According to Kansas Bureau of Investigation statistics, shoplifting in Lawrence peaked during the holiday months twice in the past four years. In 2004, shoplifting reports peaked in December with 44, up from a low of 25 in August. In 2002, shoplifting spiked from 27 cases in November to 61 in December.
Ward said the rise in shoplifting numbers often occurred because larger retailers employ private security to watch shoppers during the holidays. The more eyes on the customers, Ward said, the more they can catch thieves red-handed.
But for smaller retailers downtown, employees have to keep a close eye on customers.
"You get a sense of: OK, should I keep my eye on them?" said Adrian Meneses, operations manager at Backwoods, 916 Mass.

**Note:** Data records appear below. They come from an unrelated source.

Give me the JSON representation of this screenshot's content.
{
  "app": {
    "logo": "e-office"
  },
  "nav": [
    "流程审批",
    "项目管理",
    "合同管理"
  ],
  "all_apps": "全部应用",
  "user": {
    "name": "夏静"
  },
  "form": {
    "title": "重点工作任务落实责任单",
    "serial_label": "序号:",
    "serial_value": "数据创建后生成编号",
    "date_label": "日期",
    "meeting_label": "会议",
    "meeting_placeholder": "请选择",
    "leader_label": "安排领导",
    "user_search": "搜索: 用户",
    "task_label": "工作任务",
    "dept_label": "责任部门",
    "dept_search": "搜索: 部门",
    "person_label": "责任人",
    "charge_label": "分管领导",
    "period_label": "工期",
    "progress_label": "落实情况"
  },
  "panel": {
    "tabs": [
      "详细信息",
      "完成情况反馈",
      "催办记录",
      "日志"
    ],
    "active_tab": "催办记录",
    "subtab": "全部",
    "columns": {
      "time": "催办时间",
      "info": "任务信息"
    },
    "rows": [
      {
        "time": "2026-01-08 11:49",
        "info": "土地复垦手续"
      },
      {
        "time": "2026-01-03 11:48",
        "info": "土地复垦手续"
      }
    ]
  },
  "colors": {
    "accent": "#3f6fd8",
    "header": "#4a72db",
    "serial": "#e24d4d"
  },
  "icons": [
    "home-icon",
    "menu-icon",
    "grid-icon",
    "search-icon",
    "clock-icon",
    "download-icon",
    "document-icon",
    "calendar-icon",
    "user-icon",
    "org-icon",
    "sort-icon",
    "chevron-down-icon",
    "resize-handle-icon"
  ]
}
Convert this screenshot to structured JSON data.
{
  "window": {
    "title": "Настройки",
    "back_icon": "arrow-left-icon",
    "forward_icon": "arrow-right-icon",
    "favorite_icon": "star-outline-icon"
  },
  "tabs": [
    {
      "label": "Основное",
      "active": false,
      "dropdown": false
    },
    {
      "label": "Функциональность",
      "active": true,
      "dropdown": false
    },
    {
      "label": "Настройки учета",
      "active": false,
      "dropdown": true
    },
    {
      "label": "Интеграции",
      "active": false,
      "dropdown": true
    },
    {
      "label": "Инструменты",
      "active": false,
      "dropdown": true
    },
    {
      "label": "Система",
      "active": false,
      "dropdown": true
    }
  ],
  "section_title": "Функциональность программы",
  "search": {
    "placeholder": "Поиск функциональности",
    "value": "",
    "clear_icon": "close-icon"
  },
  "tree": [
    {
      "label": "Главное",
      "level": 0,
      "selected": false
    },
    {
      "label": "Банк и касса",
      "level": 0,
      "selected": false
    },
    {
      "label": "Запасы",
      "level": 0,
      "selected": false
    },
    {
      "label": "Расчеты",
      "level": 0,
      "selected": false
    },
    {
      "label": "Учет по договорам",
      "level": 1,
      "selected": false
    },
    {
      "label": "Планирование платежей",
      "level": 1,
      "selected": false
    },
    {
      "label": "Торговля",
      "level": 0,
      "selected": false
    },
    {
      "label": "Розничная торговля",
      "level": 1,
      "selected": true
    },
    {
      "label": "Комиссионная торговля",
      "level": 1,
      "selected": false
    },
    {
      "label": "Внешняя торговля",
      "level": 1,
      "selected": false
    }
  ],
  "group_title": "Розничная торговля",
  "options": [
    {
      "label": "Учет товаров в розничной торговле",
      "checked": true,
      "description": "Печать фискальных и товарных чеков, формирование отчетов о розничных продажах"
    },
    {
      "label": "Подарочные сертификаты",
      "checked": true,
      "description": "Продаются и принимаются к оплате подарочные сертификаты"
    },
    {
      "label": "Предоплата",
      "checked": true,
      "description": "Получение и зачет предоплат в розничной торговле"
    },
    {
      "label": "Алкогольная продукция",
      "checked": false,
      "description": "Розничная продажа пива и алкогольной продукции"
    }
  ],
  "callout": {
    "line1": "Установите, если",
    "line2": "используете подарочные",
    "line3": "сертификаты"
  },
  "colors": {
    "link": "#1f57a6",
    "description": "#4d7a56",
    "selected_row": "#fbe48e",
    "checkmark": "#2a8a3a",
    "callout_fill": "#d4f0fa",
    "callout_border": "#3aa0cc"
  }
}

If a customer is a stranger, Meneses said he or another employee would take the time to give them careful service - both to help them find what they're looking for and to watch for any suspicious behavior.
During the holidays, Backwoods doubles its number of employees in the store, trying to keep the incidents of theft down as they help customers. But it's difficult to watch everyone all the time.
"You just have to keep your head on a swivel," said manager Eric Cloud.
Shoppers can also be targets, when shopping-bag-filled cars can become quick targets for thieves.
"What we do see is more auto burglary in parking lots," Ward said.
Todd Post of the National Crime Prevention Council said shoppers should be wary of the foot traffic, both around their cars and around them.
"There is an increased opportunity for crime," Post said. "People are out and about, spending money. There's more auto theft, more pickpockets, more purse-snatching."
To keep yourself and your possessions safe, Post said, lock your merchandise in your trunk when you go into shop, and keep an eye out for those around you.
"If it looks shady," Post said, "it probably is."